After 15 minutes, we were taken through to the ‘live stream room’ which featured a small wooden bench and a table with a spread of treats laid out on a table. After sitting down in front of the two cameras, each of us were invited to put on props and our ‘director’ gave us roles to play.
One at a time, we were invited to select one of the Cadbury’s Crème Egg inspired dishes in front of us and loosely asked what we thought, whilst also being told to act as our characters.
By this point, we were all a little baffled as to what was happening and what was expected of us. It felt as if they were trying to force funny content out of us for the live stream and as a result, they got the opposite. No sooner than we’d sat down, we were told to get back up to make room for the next group. And then we left with little more than a “thank you” and a sense of bewilderment.

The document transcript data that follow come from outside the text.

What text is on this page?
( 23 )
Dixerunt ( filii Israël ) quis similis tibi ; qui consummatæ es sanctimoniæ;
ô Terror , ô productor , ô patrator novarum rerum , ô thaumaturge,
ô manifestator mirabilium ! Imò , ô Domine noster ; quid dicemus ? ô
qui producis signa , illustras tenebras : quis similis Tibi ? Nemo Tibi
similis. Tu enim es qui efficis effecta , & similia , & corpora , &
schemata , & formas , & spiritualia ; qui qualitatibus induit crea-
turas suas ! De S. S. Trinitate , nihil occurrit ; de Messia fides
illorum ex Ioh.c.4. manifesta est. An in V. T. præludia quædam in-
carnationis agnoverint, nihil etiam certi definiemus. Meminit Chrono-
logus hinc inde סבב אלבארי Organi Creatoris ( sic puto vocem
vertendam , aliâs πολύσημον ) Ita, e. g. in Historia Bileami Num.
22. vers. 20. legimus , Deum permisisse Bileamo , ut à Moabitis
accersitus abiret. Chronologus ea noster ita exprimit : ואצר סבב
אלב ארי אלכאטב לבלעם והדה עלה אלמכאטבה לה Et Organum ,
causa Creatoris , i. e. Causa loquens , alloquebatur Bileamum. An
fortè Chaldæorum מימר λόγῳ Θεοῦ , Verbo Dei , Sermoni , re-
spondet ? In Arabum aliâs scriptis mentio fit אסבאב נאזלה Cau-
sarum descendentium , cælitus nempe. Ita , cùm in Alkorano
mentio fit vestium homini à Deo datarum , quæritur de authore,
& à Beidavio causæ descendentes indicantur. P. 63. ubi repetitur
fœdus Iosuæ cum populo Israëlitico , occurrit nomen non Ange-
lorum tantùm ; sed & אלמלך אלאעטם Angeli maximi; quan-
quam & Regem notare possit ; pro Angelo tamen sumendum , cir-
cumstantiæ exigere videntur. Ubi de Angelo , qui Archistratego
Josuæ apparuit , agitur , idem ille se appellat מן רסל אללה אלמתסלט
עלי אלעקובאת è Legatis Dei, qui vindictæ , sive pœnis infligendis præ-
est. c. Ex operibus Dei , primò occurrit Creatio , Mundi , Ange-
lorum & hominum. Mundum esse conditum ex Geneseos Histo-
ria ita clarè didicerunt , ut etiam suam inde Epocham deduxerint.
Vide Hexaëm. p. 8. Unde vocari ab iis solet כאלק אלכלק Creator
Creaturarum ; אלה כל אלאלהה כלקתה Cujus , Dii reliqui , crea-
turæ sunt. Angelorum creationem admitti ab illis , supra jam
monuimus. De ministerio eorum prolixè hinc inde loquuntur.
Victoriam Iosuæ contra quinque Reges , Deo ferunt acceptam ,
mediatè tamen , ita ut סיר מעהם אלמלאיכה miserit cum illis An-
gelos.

Cadbury’s reputation and exciting description of the event meant my expectations were sky high. However, the experience left me with anything but a sweet taste in the mouth. There was a lack of structure, a lack of communication and, crucially, a lack of experience.
In this instance, ticketing such a disappointing event, left Cadbury’s with Crème Egg on their face.
Warner Bros – Harley Quinn’s Roller Disco
In stark contrast, when I visited Warner Bros’ ‘Birds of Prey’ pop-up roller disco. The whole venue had been colourfully kitted out with neon signs and rainbow lighting. No detail went unmissed, with posters, memorabilia and scattered quotes transforming the space into a DC wonderland.
On arrival, we were each given a colourful card with a map of the space and a check list entitling you to 3 drinks and a customised tote bag. It was already streaks ahead of the Cadbury event; it felt been no expense spared with iridescent Harley Quinn themed cocktails, an Urban Decay glam station, candy floss, sweet station and screen-printing station. There were even free Harley Quinn Papa John’s pizzas! And, best of all, there was space for us to enjoy all of this without huge queues – thank you, Eventbrite.
The roller disco itself was held on the main dance floor where attendees collected quirky skates and swept around vibrant neon signs, through a light tunnel and danced to music inspired by the film’s soundtrack. There were professional skaters on hand to help any newbies and teach tricks to the more confident skaters. Plus, there were ample Instagram opportunities, and a photobooth that caught you in action.
As attendees, we felt valued and appreciated. We only wished we could have stayed longer.
So, where does this leave us? One event exceeded expectations and the other fell short.
The juxtaposition between the two also highlighted the importance in investing in hiring and training knowledgeable individuals that embody brand ethos and the spirit of the activation to bring the event to life. The level of influence these individuals can have on the success of an activation is integral should always be considered when putting on an event, especially if it’s being ticketed. The staff alone can make the ‘purchase’ feel worth it.
Regardless of how established and reputable the brand is, picking up a ticket immediately sets a precedent, even if it is free. So, it’s critical that brands understand the expectations that they’re setting and that they meet them.